Hi, i hope this isnt a silly question but..I live across the road from an old empty building which is now home to pigeons. One window is open so they can get in and out. Over the past couple of weeks ive noticed that one pigeon sits out all night on the ledge next to the open window. Can anyone plz tell me if he(?) would probably be either a tame old boy lost (too high n dark to see if he has ring), orphaned, widowed, out casted or on gaurd on nightshift? its just one of those pondering thoughts that keeps me awake. folks think im mad that i get upset at the thought of him being lost and lonely not being with the other pigeons


----------



## John_D (Jan 24, 2002)

Hi

Not a silly question.

I think it is possible that it's just his choice. If the pigeons are nesting inside, he may have a mate in the nest and he is roosting away from the nest, as is often the case.

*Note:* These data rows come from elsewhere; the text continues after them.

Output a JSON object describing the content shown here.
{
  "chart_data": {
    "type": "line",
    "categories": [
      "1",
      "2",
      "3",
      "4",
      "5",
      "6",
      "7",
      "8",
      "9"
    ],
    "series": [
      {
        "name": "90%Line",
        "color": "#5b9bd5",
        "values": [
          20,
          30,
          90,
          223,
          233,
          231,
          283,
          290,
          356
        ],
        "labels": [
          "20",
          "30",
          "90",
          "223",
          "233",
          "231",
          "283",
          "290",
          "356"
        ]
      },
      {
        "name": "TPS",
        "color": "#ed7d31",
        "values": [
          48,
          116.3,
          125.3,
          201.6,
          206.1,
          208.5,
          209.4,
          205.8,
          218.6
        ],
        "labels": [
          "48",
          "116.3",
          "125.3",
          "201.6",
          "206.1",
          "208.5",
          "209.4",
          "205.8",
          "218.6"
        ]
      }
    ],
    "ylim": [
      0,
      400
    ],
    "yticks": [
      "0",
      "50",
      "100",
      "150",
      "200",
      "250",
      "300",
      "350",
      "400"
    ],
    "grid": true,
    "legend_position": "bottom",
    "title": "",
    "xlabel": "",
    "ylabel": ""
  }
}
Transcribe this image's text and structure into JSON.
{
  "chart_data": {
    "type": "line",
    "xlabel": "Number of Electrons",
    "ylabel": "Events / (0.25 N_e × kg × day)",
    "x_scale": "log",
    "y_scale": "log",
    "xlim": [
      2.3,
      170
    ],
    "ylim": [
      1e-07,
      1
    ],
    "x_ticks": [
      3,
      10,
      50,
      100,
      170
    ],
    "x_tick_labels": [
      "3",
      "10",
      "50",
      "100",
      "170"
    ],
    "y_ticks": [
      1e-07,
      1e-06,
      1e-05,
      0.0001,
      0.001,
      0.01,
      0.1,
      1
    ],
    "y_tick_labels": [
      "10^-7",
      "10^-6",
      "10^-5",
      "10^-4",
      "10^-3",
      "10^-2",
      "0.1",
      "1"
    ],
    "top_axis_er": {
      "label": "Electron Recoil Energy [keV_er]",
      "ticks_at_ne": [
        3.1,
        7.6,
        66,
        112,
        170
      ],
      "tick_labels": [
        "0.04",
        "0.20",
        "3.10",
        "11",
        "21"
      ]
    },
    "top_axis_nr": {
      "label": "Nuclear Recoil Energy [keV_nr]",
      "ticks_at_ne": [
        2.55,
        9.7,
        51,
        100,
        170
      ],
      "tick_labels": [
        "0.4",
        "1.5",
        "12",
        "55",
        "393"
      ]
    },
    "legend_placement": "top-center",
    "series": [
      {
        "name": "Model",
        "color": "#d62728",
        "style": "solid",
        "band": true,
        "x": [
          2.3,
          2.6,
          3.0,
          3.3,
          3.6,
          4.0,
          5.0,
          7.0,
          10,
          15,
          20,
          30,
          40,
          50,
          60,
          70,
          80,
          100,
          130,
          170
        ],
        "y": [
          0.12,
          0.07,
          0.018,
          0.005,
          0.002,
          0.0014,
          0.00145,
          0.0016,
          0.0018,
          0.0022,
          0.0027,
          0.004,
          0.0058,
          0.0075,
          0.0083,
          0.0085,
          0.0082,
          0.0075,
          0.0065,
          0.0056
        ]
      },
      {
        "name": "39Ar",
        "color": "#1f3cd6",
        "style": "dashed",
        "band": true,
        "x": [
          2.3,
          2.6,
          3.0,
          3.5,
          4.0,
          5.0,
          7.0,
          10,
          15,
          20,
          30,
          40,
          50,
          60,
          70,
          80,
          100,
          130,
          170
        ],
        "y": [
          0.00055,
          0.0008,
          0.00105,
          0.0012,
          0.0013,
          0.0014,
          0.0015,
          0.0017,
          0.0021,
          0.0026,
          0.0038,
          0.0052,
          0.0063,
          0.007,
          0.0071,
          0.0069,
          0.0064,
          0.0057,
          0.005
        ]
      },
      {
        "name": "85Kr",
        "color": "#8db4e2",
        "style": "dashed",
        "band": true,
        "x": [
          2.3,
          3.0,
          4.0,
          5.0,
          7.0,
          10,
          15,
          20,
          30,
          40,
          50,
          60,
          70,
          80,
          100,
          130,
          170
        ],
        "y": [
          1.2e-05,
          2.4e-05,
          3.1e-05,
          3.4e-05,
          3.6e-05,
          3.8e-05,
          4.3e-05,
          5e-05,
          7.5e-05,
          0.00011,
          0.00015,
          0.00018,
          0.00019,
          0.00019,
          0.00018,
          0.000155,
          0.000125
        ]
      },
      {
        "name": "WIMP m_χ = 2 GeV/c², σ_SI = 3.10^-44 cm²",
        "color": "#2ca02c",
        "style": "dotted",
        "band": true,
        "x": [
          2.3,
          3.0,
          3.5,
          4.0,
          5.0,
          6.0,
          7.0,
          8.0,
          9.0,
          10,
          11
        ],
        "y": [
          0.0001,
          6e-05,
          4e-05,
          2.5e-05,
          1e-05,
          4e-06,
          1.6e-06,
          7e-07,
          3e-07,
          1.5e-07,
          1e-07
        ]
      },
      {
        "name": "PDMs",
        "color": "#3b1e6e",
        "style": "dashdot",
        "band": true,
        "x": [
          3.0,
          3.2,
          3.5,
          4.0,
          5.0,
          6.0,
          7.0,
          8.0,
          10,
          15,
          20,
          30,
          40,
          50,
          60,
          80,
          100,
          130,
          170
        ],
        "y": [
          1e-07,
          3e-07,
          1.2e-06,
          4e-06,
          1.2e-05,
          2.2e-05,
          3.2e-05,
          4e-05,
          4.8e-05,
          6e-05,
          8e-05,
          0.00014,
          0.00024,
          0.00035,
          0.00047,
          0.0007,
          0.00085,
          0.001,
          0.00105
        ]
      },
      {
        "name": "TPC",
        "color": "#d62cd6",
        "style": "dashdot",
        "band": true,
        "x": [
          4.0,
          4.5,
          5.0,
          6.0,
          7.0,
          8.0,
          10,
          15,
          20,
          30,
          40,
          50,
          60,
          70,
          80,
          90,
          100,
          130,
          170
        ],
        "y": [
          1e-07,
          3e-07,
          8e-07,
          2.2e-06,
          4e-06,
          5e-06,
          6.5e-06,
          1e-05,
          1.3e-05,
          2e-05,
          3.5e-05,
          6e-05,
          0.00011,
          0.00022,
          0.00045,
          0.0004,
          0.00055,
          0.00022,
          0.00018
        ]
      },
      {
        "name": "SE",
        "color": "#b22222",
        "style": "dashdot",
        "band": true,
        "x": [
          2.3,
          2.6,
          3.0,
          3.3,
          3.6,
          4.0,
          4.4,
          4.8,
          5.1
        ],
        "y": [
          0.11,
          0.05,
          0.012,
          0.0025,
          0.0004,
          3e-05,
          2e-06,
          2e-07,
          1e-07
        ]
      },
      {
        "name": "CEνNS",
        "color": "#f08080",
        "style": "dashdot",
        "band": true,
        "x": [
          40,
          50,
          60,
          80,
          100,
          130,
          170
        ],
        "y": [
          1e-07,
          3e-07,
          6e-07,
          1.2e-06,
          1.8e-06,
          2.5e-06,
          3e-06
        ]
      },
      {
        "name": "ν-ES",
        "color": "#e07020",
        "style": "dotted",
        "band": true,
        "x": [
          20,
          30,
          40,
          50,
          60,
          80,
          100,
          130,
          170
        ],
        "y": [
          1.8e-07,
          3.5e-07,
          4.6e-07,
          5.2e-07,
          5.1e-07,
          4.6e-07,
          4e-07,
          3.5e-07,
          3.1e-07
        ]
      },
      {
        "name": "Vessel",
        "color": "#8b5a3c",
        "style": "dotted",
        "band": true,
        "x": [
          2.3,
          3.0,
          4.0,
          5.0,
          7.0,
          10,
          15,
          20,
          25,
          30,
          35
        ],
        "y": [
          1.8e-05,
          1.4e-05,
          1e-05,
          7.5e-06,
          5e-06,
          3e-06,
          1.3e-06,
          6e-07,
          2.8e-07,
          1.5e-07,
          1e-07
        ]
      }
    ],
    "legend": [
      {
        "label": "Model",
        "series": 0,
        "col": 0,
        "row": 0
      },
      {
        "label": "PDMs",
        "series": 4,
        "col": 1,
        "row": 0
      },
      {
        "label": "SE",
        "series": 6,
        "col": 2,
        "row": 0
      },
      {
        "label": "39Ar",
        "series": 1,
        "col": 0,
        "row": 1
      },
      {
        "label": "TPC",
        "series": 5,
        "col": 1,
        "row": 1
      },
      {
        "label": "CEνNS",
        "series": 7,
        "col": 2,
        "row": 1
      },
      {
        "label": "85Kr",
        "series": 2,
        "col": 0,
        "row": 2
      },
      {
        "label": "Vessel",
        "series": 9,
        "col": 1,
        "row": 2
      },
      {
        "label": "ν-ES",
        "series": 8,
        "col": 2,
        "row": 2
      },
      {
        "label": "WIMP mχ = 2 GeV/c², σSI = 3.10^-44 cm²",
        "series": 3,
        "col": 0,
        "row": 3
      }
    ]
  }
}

We have pigeons in our aviary, and many of the boys and girls roost separately, and though there are plenty of boxes several of them like to be on a perch in the open.

BTW Nightwatch Pigeon would be a good name for a book


----------



## ilsonchic (Aug 13, 2013)

thank you john, thats put my mind at rest a bit. felt sad at the thought of him being lonely lol. ohh and if you write a book feel free to use title haha..thank you again for your reply


----------



## Larry_Cologne (Jul 6, 2004)

I think he may also be curious, wanting to observe the night action.

I had several rescued-as-a-baby-and-hand-raised pigeons spend time on the window ledge across the street from our apartment, at night. Several preferred to sleep away from home and mix with the street crowd as they got older. I kept a window open. I would lie in bed, watching *Wieteke* watching me. 

They don't want to plan for a nest in a place where there is too much through traffic, where it would be dangerous.

Unfortunately, some local [pigeons (in Cologne) would plan for a nest on a balcony which would be unused during the winter, and have a nest and babies in place when the apartment owner decided to use the balcony in spring. My first hand-raised baby (*Pidgiepoo*) was placed on the street along with his sibling, in a flower pot, in April (winter weather in Germany) and abandoned by the apartment dweller.


----------